The code is testing whether the addresses are aligned suitably for a UINT. If so, the code copies using UINT objects. If not, the code copies using BYTE objects.

The test works by first performing a bitwise OR of the two addresses. Any bit that is on in either address will be on in the result. Then the test performs a bitwise AND with sizeof(UINT) - 1. It is expected the the size of a UINT is some power of two. Then the size minus one has all lower bits on. E.g., if the size is 4 or 8, then one less than that is, in binary 11₂ or 111₂. If either address is not a multiple of the size of a UINT, then it will have one of these bits on, and the test will indicate it. (Usually, the best alignment for an integer object is the same as its size. This is not necessarily true. A modern implementation of this code should use _Alignof(UINT) - 1 instead of the size.)
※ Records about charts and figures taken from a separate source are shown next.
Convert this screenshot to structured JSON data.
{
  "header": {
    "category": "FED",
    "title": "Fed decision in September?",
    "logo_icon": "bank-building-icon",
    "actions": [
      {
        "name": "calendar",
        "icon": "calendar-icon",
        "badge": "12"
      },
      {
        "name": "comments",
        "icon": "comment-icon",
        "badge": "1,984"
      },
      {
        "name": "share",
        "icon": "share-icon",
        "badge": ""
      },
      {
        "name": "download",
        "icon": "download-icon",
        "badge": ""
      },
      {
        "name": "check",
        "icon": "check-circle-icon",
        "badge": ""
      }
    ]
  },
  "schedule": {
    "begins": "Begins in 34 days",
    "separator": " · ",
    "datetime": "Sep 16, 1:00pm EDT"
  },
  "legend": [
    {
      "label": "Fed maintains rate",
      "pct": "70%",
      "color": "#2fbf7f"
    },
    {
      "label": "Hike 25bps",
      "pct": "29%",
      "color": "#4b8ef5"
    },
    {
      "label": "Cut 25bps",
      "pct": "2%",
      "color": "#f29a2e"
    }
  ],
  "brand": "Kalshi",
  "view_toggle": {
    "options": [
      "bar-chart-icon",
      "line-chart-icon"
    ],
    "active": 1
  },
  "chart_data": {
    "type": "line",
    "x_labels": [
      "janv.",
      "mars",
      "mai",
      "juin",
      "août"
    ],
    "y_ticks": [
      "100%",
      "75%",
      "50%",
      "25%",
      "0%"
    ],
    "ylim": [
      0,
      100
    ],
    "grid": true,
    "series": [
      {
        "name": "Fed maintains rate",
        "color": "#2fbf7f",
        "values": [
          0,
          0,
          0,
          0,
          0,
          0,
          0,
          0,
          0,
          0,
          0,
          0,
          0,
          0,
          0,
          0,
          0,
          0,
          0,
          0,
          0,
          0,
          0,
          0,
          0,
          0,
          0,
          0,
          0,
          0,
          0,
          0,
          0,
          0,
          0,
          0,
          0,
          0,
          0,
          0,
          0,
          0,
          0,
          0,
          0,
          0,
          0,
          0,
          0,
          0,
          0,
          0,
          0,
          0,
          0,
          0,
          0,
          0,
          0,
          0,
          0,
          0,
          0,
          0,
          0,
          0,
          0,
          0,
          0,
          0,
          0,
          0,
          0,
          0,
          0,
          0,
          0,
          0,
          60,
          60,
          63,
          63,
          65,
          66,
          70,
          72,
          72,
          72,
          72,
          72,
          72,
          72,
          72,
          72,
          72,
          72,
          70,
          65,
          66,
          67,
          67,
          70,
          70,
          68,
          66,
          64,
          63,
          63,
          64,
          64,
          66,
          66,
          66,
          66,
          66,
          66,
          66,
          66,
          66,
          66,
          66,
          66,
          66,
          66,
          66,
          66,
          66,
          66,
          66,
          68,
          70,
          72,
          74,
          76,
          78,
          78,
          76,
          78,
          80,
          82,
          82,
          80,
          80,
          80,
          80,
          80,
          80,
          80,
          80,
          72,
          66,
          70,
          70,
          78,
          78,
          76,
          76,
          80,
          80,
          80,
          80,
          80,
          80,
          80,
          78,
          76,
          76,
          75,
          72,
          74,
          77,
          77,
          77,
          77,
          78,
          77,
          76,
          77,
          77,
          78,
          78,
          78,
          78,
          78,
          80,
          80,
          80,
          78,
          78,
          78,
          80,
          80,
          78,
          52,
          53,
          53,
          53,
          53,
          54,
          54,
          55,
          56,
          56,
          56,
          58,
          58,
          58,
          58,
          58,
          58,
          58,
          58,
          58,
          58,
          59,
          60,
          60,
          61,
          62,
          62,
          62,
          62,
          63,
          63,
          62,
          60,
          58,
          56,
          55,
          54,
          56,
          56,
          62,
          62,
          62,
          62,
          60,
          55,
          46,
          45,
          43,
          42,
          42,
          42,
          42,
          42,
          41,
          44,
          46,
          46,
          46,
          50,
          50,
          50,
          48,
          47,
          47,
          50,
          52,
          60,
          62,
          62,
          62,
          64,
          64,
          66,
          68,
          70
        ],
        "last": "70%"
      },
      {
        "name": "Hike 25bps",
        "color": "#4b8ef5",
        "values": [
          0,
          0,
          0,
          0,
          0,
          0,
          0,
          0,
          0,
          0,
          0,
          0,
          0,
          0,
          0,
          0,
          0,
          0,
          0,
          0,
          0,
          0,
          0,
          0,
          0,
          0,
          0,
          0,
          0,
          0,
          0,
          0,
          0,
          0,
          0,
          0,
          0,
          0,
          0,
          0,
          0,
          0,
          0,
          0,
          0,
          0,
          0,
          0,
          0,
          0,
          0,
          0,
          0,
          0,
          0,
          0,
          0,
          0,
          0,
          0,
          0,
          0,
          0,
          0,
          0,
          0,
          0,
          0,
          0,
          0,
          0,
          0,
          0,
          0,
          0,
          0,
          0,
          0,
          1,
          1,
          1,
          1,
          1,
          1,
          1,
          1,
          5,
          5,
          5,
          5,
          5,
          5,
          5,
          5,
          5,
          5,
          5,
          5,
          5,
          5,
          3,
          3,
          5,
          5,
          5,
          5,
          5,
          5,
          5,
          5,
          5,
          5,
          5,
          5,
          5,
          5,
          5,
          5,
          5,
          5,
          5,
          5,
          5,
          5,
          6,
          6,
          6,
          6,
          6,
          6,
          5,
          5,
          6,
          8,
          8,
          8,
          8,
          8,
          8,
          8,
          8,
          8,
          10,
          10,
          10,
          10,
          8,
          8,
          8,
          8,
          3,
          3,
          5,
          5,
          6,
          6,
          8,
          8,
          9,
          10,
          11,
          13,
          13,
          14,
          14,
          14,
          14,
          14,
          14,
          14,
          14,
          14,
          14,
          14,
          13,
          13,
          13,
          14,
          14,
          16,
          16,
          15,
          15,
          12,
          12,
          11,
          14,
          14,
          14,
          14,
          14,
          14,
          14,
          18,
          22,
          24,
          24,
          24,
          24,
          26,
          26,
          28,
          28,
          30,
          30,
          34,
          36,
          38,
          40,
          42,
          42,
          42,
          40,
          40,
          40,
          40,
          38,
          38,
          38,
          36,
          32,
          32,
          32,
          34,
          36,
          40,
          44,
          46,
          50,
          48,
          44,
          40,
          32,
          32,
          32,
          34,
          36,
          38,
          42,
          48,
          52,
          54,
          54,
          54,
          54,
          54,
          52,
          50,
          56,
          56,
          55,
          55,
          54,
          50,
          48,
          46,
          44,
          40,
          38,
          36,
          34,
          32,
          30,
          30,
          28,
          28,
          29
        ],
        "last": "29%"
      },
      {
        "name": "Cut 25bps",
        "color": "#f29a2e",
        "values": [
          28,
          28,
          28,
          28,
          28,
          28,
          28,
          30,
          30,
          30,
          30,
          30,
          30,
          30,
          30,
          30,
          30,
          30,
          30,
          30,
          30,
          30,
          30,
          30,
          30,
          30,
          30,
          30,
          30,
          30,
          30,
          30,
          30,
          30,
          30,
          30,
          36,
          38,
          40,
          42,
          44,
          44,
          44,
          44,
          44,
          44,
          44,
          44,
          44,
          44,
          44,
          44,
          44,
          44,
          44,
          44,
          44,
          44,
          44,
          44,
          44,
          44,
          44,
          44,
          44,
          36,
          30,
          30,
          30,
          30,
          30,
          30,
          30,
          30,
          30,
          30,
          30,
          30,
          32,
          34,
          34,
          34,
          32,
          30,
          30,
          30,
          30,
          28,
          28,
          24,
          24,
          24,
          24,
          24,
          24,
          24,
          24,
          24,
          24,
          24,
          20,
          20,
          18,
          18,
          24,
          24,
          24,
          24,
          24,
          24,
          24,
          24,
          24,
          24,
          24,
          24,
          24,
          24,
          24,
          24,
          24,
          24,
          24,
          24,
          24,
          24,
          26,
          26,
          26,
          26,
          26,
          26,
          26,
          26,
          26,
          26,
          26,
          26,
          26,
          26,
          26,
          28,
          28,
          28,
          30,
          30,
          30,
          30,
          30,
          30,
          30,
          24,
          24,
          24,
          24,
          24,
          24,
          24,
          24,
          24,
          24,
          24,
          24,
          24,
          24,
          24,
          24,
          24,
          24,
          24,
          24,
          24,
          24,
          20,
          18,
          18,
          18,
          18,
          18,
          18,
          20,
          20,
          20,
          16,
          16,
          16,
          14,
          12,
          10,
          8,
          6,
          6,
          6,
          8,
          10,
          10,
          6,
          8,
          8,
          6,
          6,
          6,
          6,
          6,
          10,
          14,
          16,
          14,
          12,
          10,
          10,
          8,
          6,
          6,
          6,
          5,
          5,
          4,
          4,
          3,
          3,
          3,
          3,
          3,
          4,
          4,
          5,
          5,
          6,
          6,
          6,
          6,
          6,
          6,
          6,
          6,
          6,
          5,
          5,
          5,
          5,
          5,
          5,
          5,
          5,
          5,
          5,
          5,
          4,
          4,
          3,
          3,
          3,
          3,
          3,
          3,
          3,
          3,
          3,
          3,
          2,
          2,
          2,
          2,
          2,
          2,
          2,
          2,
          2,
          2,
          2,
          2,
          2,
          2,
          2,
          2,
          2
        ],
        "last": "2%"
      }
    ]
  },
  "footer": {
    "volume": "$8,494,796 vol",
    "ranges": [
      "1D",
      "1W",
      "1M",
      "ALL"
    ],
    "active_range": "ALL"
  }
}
Copying with UINT objects is faster, because, at the hardware level, one load or store instruction loads or stores all the bytes of a UINT (likely four bytes). Processors will typically copy faster when using these instructions than when using four times as many single-byte load or store instructions.
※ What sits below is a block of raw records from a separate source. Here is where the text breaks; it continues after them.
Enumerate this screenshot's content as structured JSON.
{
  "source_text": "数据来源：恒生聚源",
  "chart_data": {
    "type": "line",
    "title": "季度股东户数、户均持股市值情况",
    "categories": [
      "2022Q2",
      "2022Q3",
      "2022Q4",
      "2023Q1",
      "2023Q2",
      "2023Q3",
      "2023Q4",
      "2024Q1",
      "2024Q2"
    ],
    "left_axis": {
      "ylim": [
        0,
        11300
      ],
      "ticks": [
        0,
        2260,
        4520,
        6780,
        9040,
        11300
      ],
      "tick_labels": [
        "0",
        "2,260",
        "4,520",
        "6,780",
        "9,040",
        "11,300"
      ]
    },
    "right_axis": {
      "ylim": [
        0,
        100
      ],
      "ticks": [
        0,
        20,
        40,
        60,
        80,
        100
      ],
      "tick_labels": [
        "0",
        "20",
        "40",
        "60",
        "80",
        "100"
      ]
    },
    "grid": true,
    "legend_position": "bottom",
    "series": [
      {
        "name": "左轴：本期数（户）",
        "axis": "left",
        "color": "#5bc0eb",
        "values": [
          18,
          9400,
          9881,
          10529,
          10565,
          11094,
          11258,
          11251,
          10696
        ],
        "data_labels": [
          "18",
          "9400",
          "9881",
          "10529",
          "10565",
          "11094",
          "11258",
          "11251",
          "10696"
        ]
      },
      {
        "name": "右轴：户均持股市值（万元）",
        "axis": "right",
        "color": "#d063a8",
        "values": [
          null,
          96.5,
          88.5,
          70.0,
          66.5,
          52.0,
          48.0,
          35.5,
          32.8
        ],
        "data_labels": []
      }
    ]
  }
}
This code is of course implementation dependent; it requires support from the C implementation that is not part of the base C standard, and it depends on specific features of the processor it executes on.

A more advanced memcpy implementation could contain additional features, such as:

If one of the addresses is aligned but the other is not, use special load-unaligned instructions to load multiple bytes from the one address, with regular store instructions to the other address.
If the processor has Single Instruction Multiple Data instructions, use those instructions to load or store many bytes (often 16, possibly more) in a single instruction.

Question 2

The code

((((ADDRESS) s) | ((ADDRESS) d) | c) & (sizeof(UINT) - 1))
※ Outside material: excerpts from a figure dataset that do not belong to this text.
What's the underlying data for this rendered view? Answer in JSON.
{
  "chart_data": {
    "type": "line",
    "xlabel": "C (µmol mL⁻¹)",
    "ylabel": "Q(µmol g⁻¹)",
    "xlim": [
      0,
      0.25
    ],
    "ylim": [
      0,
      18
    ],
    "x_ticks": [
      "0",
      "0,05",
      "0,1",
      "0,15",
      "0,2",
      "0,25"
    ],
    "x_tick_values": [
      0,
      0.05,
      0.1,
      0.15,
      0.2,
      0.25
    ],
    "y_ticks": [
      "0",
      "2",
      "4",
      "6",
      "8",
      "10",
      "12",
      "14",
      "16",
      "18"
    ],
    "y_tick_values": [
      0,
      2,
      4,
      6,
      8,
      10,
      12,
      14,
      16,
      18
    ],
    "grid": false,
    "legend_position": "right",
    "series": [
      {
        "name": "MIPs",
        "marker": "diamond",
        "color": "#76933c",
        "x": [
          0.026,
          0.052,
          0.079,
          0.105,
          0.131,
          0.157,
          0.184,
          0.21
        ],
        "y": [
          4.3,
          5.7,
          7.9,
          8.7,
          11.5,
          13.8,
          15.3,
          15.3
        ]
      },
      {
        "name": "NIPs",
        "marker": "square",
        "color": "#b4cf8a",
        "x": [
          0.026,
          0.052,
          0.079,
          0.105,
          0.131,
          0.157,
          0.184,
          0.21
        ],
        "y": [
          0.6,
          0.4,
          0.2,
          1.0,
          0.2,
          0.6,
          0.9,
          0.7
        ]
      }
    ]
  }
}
Checks to see if either s, d, or c are not aligned to the size of a UINT.

For example, if s = 0x7ff30b14, d = 0x7ffa81d8, c = 256, and sizeof(UINT) == 4, then:

s         = 0b1111111111100110000101100010100
d         = 0b1111111111110101000000111011000
c         = 0b0000000000000000000000100000000
s | d | c = 0b1111111111110111000101111011100
(s | d | c) & 3 =                        0b00

So both pointers are aligned. It is easier to copy memory between pointers that are both aligned, and this does it with only one branch.

On many architectures, *(UINT *) ptr is much faster if ptr is correctly aligned to the width of a UINT. On some architectures, *(UINT *) ptr will actually crash if ptr is not correctly aligned.